Anyway... if I live until I am 105, that means I will be alive in the year 2059, 52 years from now. That raises the obvious question of what life will be like in the year 2059. I have no immediate answers, but it is at least an interesting thought experiment. It begs the question of what events might have transpired between now and then, but mostly I'm focusing on what the world will be like when I finally "leave the scene." On the other hand, maybe I should back off and look at the year 2049 or 2050 so that I can contemplate a time when I still have a whole ten years to live. That seems to make more sense. Besides, 2050 is a nice round number.

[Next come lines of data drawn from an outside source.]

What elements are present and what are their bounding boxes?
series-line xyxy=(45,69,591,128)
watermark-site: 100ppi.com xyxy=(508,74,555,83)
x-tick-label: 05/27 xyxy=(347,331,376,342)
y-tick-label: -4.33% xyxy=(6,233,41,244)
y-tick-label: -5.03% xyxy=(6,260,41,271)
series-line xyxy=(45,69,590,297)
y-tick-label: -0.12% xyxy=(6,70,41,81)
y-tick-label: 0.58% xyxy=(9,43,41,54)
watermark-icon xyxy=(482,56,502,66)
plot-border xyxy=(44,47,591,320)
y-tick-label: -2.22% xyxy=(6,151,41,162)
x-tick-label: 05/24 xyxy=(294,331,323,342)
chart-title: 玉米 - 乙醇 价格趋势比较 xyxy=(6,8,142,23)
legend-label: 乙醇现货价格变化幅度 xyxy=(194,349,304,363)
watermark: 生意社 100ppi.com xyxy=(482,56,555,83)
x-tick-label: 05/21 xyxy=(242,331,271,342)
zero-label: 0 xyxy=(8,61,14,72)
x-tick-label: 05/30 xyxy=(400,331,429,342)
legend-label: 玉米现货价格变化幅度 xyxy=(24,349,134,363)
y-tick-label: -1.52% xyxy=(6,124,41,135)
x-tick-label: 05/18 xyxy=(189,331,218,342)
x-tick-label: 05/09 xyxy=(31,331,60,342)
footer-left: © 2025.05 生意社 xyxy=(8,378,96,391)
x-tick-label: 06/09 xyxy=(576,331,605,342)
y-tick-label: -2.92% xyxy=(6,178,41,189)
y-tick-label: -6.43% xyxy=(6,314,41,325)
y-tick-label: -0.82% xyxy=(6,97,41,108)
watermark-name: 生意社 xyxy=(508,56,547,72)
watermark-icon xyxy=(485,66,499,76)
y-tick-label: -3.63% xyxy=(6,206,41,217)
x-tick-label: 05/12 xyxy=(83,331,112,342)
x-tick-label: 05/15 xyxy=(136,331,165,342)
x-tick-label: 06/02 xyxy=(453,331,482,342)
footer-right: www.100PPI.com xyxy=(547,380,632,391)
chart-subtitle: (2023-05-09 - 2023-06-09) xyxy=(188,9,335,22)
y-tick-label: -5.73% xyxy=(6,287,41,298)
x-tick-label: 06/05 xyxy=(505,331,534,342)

So, what will life be like in the year 2050? Some categories of thought:

  • Health, health care
  • Nutrition, food
  • Work
  • Play, recreation, entertainment
  • Housing, living spaces, living arrangements
  • Transportation, travel
  • Air quality
  • Water quality
  • Climate
  • Politics
  • Religion
  • Sex
  • Sports
  • Culture
  • Social relations
  • Marriage
  • Childrearing
  • School, education
  • Cultures
  • Crime, violence
  • Law
  • Philosophy
  • Economics
  • Foreign Relations
  • Nations
  • Conflicts, wars
  • Weapons
  • Materials
  • Buildings
  • Communications, computer networks
  • Tools and technologies
  • What can computers do?
  • What can computers still not do?
  • Biology, genetics
  • Space travel, space life
  • Global, national, regional, and local financial systems
  • Shopping
  • Insurance
  • What will money look like?
  • What will the term wealth mean?

Will life be radically different from today in a revolutionary sense, or more or an incremental evolutionary sense?

From a finance and retirement planning perspective, how much of this might we have to make sense of to adequately prepare ourselves for a "comfortable" retirement?

Will retirement planning be inherently a "moving target", with radical redeployment every five years?